Signée ‘Henry de Groux.’ en bas à gauche
The tortured man, oil on canvas, signed, by H. De Groux
36.41 x 29.13 in.
Vente anonyme ; Le Crédit Municipal de Paris, 13 décembre 2019, n° 33 ;
Acquis lors de cette vente par l’actuel propriétaire ;
Collection particulière, Paris
Artiste tumultueux et tourmenté, dont le tempérament de feu n’a eu de cesse de le définir et de le condamner, Henry De Groux est l’un des grands représentants de l’art symboliste en Belgique. Ses compositions picturales, souvent dramatiques et expressives, témoignent d’un goût pour les thèmes héroïques et les visions apocalyptiques, où les émotions intenses dominent. Exposant en 1887 avec le Groupe des XX aux côtés de Fernand Khnopff, Constantin Meunier, James Ensor ou encore Auguste Rodin, il connaît rapidement le succès, mais son caractère colérique et violent l’exclue rapidement de ce groupe d’avant-garde. Installé à Paris en 1891, il y présente son Christ aux outrages l’année suivante et fait sensation. Cet immense et emblématique tableau est exposé grâce à Osbert dans une grange du XVe arrondissement où artistes et gens du monde viennent l’admirer. De Groux l’expose ensuite à plusieurs reprises, au Salon du Champ-de-Mars, chez Le Barc de Boutteville, au Salon de La Plume ainsi qu’à La Libre Esthétique de Bruxelles, avant de susciter une nouvelle fois l’intérêt au Salon d’Automne en 1911.

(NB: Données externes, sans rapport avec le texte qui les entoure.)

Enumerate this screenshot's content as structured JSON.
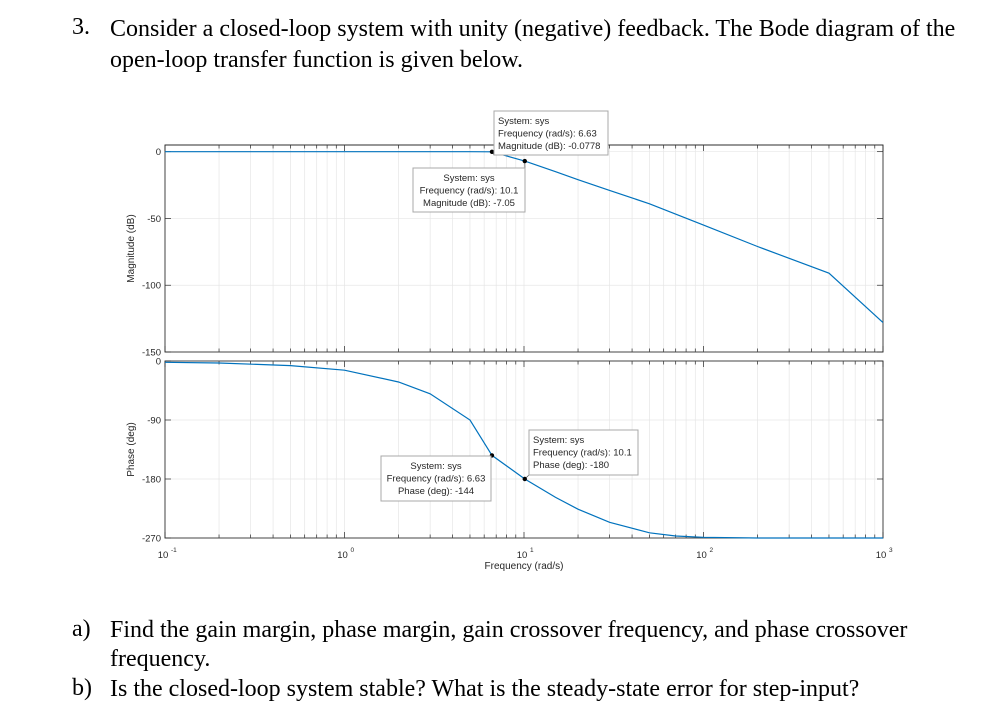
{
  "question": {
    "number": "3.",
    "text": "Consider a closed-loop system with unity (negative) feedback. The Bode diagram of the open-loop transfer function is given below."
  },
  "parts": [
    {
      "label": "a)",
      "text": "Find the gain margin, phase margin, gain crossover frequency, and phase crossover frequency."
    },
    {
      "label": "b)",
      "text": "Is the closed-loop system stable? What is the steady-state error for step-input?"
    }
  ],
  "chart_data": {
    "type": "line",
    "subtype": "bode",
    "line_color": "#0072bd",
    "xlabel": "Frequency (rad/s)",
    "x_scale": "log",
    "xlim": [
      0.1,
      1000
    ],
    "x_ticks": [
      "10",
      "10",
      "10",
      "10",
      "10"
    ],
    "x_tick_exponents": [
      "-1",
      "0",
      "1",
      "2",
      "3"
    ],
    "grid": true,
    "magnitude": {
      "ylabel": "Magnitude (dB)",
      "ylim": [
        -150,
        5
      ],
      "y_ticks": [
        "0",
        "-50",
        "-100",
        "-150"
      ],
      "x": [
        0.1,
        0.3,
        1,
        2,
        3,
        5,
        6.63,
        10.1,
        15,
        20,
        30,
        50,
        100,
        200,
        500,
        1000
      ],
      "y": [
        0,
        0,
        0,
        0,
        0,
        0,
        -0.0778,
        -7.05,
        -15,
        -21,
        -29,
        -39,
        -55,
        -71,
        -91,
        -128
      ]
    },
    "phase": {
      "ylabel": "Phase (deg)",
      "ylim": [
        -270,
        0
      ],
      "y_ticks": [
        "0",
        "-90",
        "-180",
        "-270"
      ],
      "x": [
        0.1,
        0.2,
        0.5,
        1,
        2,
        3,
        5,
        6.63,
        10.1,
        15,
        20,
        30,
        50,
        70,
        100,
        200,
        500,
        1000
      ],
      "y": [
        -2,
        -3,
        -7,
        -14,
        -32,
        -50,
        -90,
        -144,
        -180,
        -208,
        -226,
        -246,
        -262,
        -267,
        -269,
        -270,
        -270,
        -270
      ]
    },
    "datatips": [
      {
        "system": "System: sys",
        "freq": "Frequency (rad/s): 6.63",
        "value": "Magnitude (dB): -0.0778",
        "x": 6.63,
        "y": -0.0778,
        "axis": "magnitude"
      },
      {
        "system": "System: sys",
        "freq": "Frequency (rad/s): 10.1",
        "value": "Magnitude (dB): -7.05",
        "x": 10.1,
        "y": -7.05,
        "axis": "magnitude"
      },
      {
        "system": "System: sys",
        "freq": "Frequency (rad/s): 6.63",
        "value": "Phase (deg): -144",
        "x": 6.63,
        "y": -144,
        "axis": "phase"
      },
      {
        "system": "System: sys",
        "freq": "Frequency (rad/s): 10.1",
        "value": "Phase (deg): -180",
        "x": 10.1,
        "y": -180,
        "axis": "phase"
      }
    ]
  }
}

De par sa thématique, sa composition et la douleur crispée qui en émane, notre Torturé nous rappelle sans mal le fameux Christ aux outrages (fig. 1), dont Henry De Groux a réalisé plusieurs versions. Léon Bloy, ami intime de l’artiste, décrit en ces mots ce dernier : « L’Homme des douleurs est debout sur le mont fameux que la tradition désigne comme le tumulus du premier désobéissant. (...) La rage de cette populace aux poings crispés paraît avoir, selon l’esprit des quatre Évangiles, quelque chose de prophétique et de surhumain. Les petits enfants eux-mêmes - détail panique ! - hurlent à la mort et brandis- sent leurs faibles bras1». Ligoté et ensanglanté, notre personnage principal endosse un rôle très similaire à celui du Christ. Sur son visage, dont l’expression est épouvantée, le sang ruisselle à l’endroit où devrait se trouver la couronne d’épines. Les plaies ouvertes et sanglantes de sa flagellation sont également figurées par le fouet présenté au premier plan, tandis que ses mains ligotées sont lacérées. À l’arrière-plan les similitudes existent également : une croix est brandie au milieu d’un tourbillon de flammes tandis qu’une multitude de visages aux expressions diverses et incompréhensibles se tournent vers le torturé.
Fig. 1 : Henry De Groux, Le Christ aux outrages, 1889, huile sur toile (293 x 353 cm), Avignon, Palais du Roure
1 - Léon Bloy, Le Mendiant ingrat, journal de l’auteur, 1892-1895, Bruxelles, 1898, p. 19.